Taking trauma care and injury prevention to the next level
May / June 2011 | Volume 10, Issue 3
Photo courtesy of WHO/Margie Peden
Traffic and weapons-related injuries are becoming the
leading global health threat to children and young adults
- mainly in developing countries.
By Steve Goldstein
The world is, in a word, traumatized. Injuries, mainly from motor vehicles and weapons, are rapidly becoming the number one global health threat to children, young adults and developing nations. More than 830,000 children die each year from road crashes, drowning, burns, falls and poisoning. In any given year, about one out of every three people will be injured severely enough to seek medical care. Injuries affect people from all walks of life but are very disproportionately experienced by the poor, creating one of the greatest sources of global health inequity.

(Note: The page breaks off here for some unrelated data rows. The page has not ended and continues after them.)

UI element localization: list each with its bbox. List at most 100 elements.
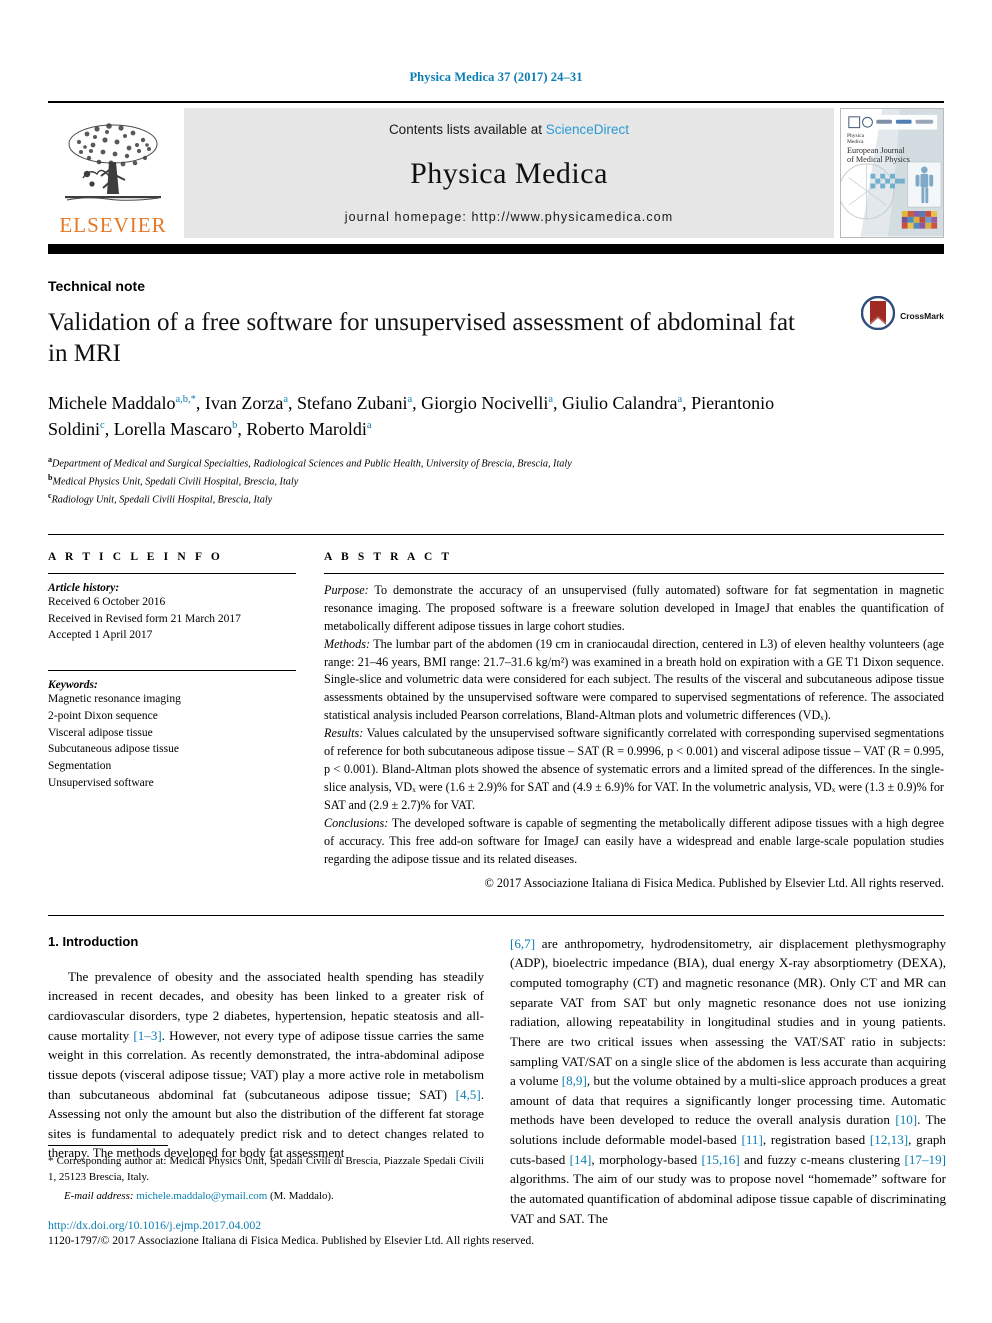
author-name: Roberto Maroldi <box>246 418 367 439</box>
article-history-item: Received in Revised form 21 March 2017 <box>48 612 241 625</box>
divider <box>324 572 944 574</box>
masthead-center-panel: Contents lists available at ScienceDirec… <box>184 108 834 238</box>
author-marks: a <box>366 419 372 431</box>
email-note: E-mail address: michele.maddalo@ymail.co… <box>48 1190 484 1202</box>
citation-1-3[interactable]: [1–3] <box>133 1028 161 1043</box>
citation-6-7[interactable]: [6,7] <box>510 936 535 951</box>
citation-8-9[interactable]: [8,9] <box>562 1073 587 1088</box>
author-name: Stefano Zubani <box>297 393 408 413</box>
intro-text-7: , registration based <box>762 1132 870 1148</box>
article-history-label: Article history: <box>48 581 120 594</box>
citation-17-19[interactable]: [17–19] <box>905 1152 946 1167</box>
abstract-methods-label: Methods: <box>324 636 371 651</box>
abstract-conclusions-text: The developed software is capable of seg… <box>324 815 944 866</box>
intro-text-9: , morphology-based <box>591 1151 702 1167</box>
keyword-item: Segmentation <box>48 760 112 773</box>
author-marks: c <box>100 419 105 431</box>
footnote-rule <box>48 1145 168 1146</box>
affiliation-list: aDepartment of Medical and Surgical Spec… <box>48 454 944 508</box>
intro-paragraph-left: The prevalence of obesity and the associ… <box>48 967 484 1163</box>
footnote-area: * Corresponding author at: Medical Physi… <box>48 1145 484 1202</box>
masthead-black-bar <box>48 244 944 254</box>
affiliation-item: aDepartment of Medical and Surgical Spec… <box>48 454 944 472</box>
article-page: Physica Medica 37 (2017) 24–31 ELSEVIER … <box>0 0 992 1323</box>
affiliation-item: cRadiology Unit, Spedali Civili Hospital… <box>48 490 944 508</box>
publication-footer: http://dx.doi.org/10.1016/j.ejmp.2017.04… <box>48 1218 938 1249</box>
abstract-purpose-text: To demonstrate the accuracy of an unsupe… <box>324 582 944 633</box>
page-title: Validation of a free software for unsupe… <box>48 309 795 367</box>
article-info-column: A R T I C L E I N F O Article history: R… <box>48 551 296 893</box>
author-entry[interactable]: Giulio Calandraa <box>562 393 682 413</box>
author-marks: a <box>677 394 683 405</box>
citation-11[interactable]: [11] <box>742 1132 763 1147</box>
abstract-conclusions: Conclusions: The developed software is c… <box>324 815 944 869</box>
doi-link[interactable]: http://dx.doi.org/10.1016/j.ejmp.2017.04… <box>48 1218 938 1234</box>
affiliation-text: Radiology Unit, Spedali Civili Hospital,… <box>51 494 273 506</box>
keyword-item: Unsupervised software <box>48 777 154 790</box>
email-link[interactable]: michele.maddalo@ymail.com <box>136 1190 267 1202</box>
intro-text-10: and fuzzy c-means clustering <box>739 1151 905 1167</box>
cover-line-4: of Medical Physics <box>847 155 910 165</box>
crossmark-icon <box>860 295 896 335</box>
section-heading-introduction: 1. Introduction <box>48 933 139 949</box>
info-abstract-section: A R T I C L E I N F O Article history: R… <box>48 533 944 893</box>
author-entry[interactable]: Michele Maddaloa,b,* <box>48 393 196 413</box>
intro-text-4: are anthropometry, hydrodensitometry, ai… <box>510 935 946 1089</box>
article-history-item: Accepted 1 April 2017 <box>48 629 153 642</box>
issn-copyright-line: 1120-1797/© 2017 Associazione Italiana d… <box>48 1234 535 1247</box>
contents-prefix: Contents lists available at <box>388 122 546 137</box>
contents-lists-line: Contents lists available at ScienceDirec… <box>389 122 629 137</box>
author-entry[interactable]: Stefano Zubania <box>297 393 412 413</box>
abstract-results-text: Values calculated by the unsupervised so… <box>324 726 944 813</box>
author-marks: b <box>232 419 238 431</box>
cover-title-text: Physica Medica European Journal of Medic… <box>847 133 910 165</box>
affiliation-text: Medical Physics Unit, Spedali Civili Hos… <box>52 476 299 488</box>
sciencedirect-link[interactable]: ScienceDirect <box>546 122 629 137</box>
abstract-methods: Methods: The lumbar part of the abdomen … <box>324 636 944 726</box>
title-block: Technical note CrossMark Validation of a… <box>48 278 944 508</box>
abstract-column: A B S T R A C T Purpose: To demonstrate … <box>324 551 944 893</box>
keyword-item: Magnetic resonance imaging <box>48 693 181 706</box>
author-name: Ivan Zorza <box>204 393 284 413</box>
article-doctype: Technical note <box>48 278 145 294</box>
journal-masthead: ELSEVIER Contents lists available at Sci… <box>48 101 944 238</box>
elsevier-logo: ELSEVIER <box>48 108 178 238</box>
author-entry[interactable]: Roberto Maroldia <box>246 419 371 439</box>
running-head: Physica Medica 37 (2017) 24–31 <box>409 70 583 84</box>
abstract-methods-text: The lumbar part of the abdomen (19 cm in… <box>324 636 944 723</box>
cover-line-3: European Journal <box>847 145 905 155</box>
crossmark-badge[interactable]: CrossMark <box>860 295 944 335</box>
journal-title: Physica Medica <box>410 156 608 190</box>
abstract-results: Results: Values calculated by the unsupe… <box>324 725 944 815</box>
author-name: Giulio Calandra <box>562 393 678 413</box>
article-info-heading: A R T I C L E I N F O <box>48 550 223 563</box>
email-suffix: (M. Maddalo). <box>267 1189 334 1202</box>
author-entry[interactable]: Lorella Mascarob <box>114 419 238 439</box>
citation-10[interactable]: [10] <box>895 1112 917 1127</box>
keyword-item: 2-point Dixon sequence <box>48 709 158 722</box>
citation-15-16[interactable]: [15,16] <box>702 1152 740 1167</box>
author-entry[interactable]: Giorgio Nocivellia <box>421 393 553 413</box>
journal-cover-thumbnail: Physica Medica European Journal of Medic… <box>840 108 944 238</box>
author-entry[interactable]: Ivan Zorzaa <box>205 393 288 413</box>
divider <box>48 670 296 672</box>
keyword-item: Visceral adipose tissue <box>48 726 153 739</box>
abstract-results-label: Results: <box>324 726 364 741</box>
author-marks: a <box>548 394 553 405</box>
citation-4-5[interactable]: [4,5] <box>456 1087 481 1102</box>
corresponding-author-note: * Corresponding author at: Medical Physi… <box>48 1153 484 1186</box>
author-marks: a <box>283 394 289 405</box>
author-marks: a,b,* <box>175 394 196 405</box>
divider <box>48 572 296 574</box>
citation-12-13[interactable]: [12,13] <box>870 1132 908 1147</box>
author-marks: a <box>407 394 413 405</box>
crossmark-label: CrossMark <box>900 310 944 321</box>
author-name: Lorella Mascaro <box>113 418 233 439</box>
keywords-label: Keywords: <box>48 679 98 692</box>
author-list: Michele Maddaloa,b,*, Ivan Zorzaa, Stefa… <box>48 393 775 439</box>
abstract-conclusions-label: Conclusions: <box>324 815 389 830</box>
article-history-item: Received 6 October 2016 <box>48 595 166 608</box>
citation-14[interactable]: [14] <box>570 1152 592 1167</box>
journal-homepage-link[interactable]: journal homepage: http://www.physicamedi… <box>345 210 674 224</box>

Injuries are the largest contributor to disability in low- and middle-income countries (LMICs). People who die from injuries are, on average, more than 30 years younger than people who die from other leading causes. Injury is the leading cause of death from one to 44 years of age and the third leading cause of death overall in LMICs.
WHO reports that more than 90 percent of the world's injury deaths occur in LMICs and injury deaths per capita are three times higher in low- as opposed to high-income countries.
War fills newspaper headlines, but for every death due to war, there are three deaths due to homicide and five due to suicide, according to WHO. Worldwide homicides totaled nearly 500,000 in 2004, while one million suicides are reported annually.
Road accidents are the ninth leading cause of death in the world and rank as the top cause of death for people ages 15 to 29. About 1.3 million people are killed annually and between 20 and 50 million people experience non-life threatening traffic-related injuries - mostly in developing countries. Road traffic deaths are predicted to increase by 83 percent in LMICs by 2020.
Yet these injuries are highly unappreciated as a global health threat. "There's a sense of fatalism among people that injuries are accidents and bad luck, after all, and what can be done to prevent them?," explained trauma expert Dr. Charles Mock.
Because injuries so heavily affect individuals in their most productive years, the economic impact is substantial and further disadvantages LMICs. Yet injury is a highly preventable health threat. Injury prevention programs have been aptly equated with vaccines in terms of the protection they offer.
Fogarty's International Collaborative Trauma and Injury Research Training Program awards grants to conduct research training on the diagnosis, prevention and/or treatment related to injury and trauma in LMICs. It's the only program at NIH that provides support for trauma research and training in a global setting.
"The most important thing is to demonstrate that injury control works," said Dr. Mark Rosenberg, who helped found CDC's National Center for Injury Prevention and Control. "This is what can cause a paradigm shift."
Trauma and injuries are the number one cause of death among U.S. citizens abroad every year. There's a major need to improve trauma care and prevention in developing countries, which will reduce morbidity and mortality for Americans as well as others. U.S. universities collaborate with those in LMICs to enhance capacity in trauma prevention and care research with support from other Institutes and Centers at NIH.
"Trauma diminishes our quality of life," said UCLA's Dr. Gail Wyatt, a Fogarty grantee who has a trauma research program in South Africa. But the tide may be changing as research programs show gains.
"There is better understanding that injury is preventable and treatable and you can rehabilitate injured people to become productive citizens again," said grantee Dr. Beth Ebel, who leads a program in Ghana. "I hope this will lead to improved resources."